Her breath stopped for a moment. She hoped he didn't hear it. "It was a moth," she said. "Please tell me how you anticipated that."

"Clarice, I'm going to tell you what Buffalo Bill wants Catherine Baker Martin for, and then good night. This is my last word under the current terms. You can tell the Senator what he wants with Catherine and she can come up with a more interesting offer for me… or she can wait until Catherine bobs to the surface and see that I was right."

"What does he want her for, Dr. Lecter?"

"He wants a vest with tits on it," Dr. Lecter said.

CHAPTER 23

Catherine Baker Martin lay seventeen feet below the cellar floor. The darkness was loud with her breathing, loud with her heart. Sometimes the fear stood on her chest the way a trapper kills a fox. Sometimes she could think: she knew she was kidnapped, but she didn't know by whom. She knew she wasn't dreaming; in the absolute dark she could hear the tiny clicks her eyes made when she blinked.

She was better now than when she first regained consciousness. Much of the awful vertigo was gone, and she knew there was enough air. She could tell down from up and she had some sense of her body's position.

Her shoulder, hip, and knee hurt from being pressed against the cement floor where she lay. That side was down . Up was the rough futon she had crawled beneath during the last interval of blazing, blinding light. The throbbing in her head had subsided now. and her only real pain was in the fingers of her left hand. The ring finger was broken, she knew.

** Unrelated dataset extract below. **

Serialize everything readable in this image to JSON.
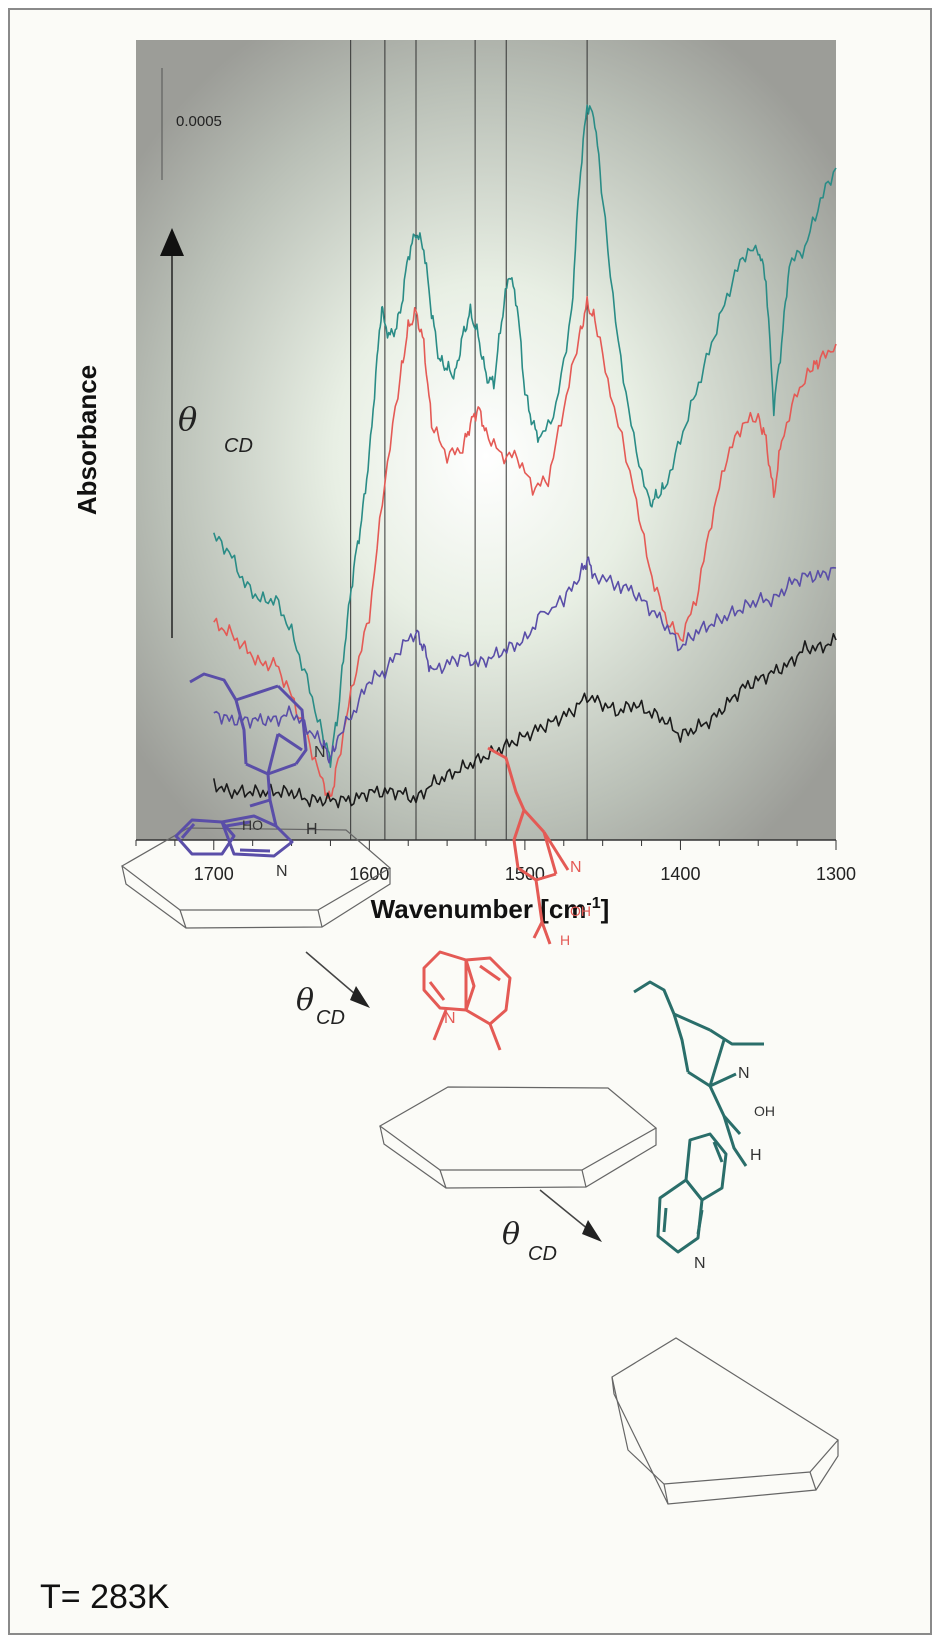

She wore a quilted jumpsuit that was strange to her. It was clean and smelled of fabric softener. The floor was clean too, except for the chicken bones and bits of vegetable her captor had raked into the hole. The only other objects with her were the futon and a plastic sanitation bucket with a thin string tied to the handle. It felt like cotton kitchen string and it led up into the darkness as far as she could reach.

Catherine Martin was free to move around, but there was no place to go. The floor she lay on was oval, about eight by ten feet, with a small drain in the center. It was the bottom of a deep covered pit. The smooth cement walls sloped gently inward as they rose.

Sounds from above now or was it her heart? Sounds from above. Sounds came clearly to her from overhead. The oubliette that held her was in the part of the basement directly beneath the kitchen. Footsteps now across the kitchen floor, and running water. The scratching of dog claws on linoleum. Nothing then until a weak disc of yellow light through the open trap above as the basement lights came on. Then blazing light in the pit, and this time she sat up into the light, the futon across her legs, determined to look around, trying to peer through her fingers as her eyes adjusted, her shadow swaying around her as a floodlamp lowered into the pit swung on its cord high above.

She flinched as her toilet bucket moved, lifted, swayed upward on its flimsy string, twisting slowly as it rose toward the light. She tried to swallow down her fear, got too much air with it, but managed to speak.

"My family will pay," she said. "Cash. My mother will pay it now, no questions asked. This is her private-- oh!" a flapping shadow down on her, only a towel. "This is her private number. It's 202-"

"Wash yourself."

It was the same unearthly voice she'd heard talking to the dog.

Another bucket coming down on a thin cord. She smelled hot, soapy water.

"Take it off and wash yourself all over, or you'll get the hose." And an aside to the dog as the voice faded, "Yes it will get the hose, won't it, Darlingheart, yes it will!"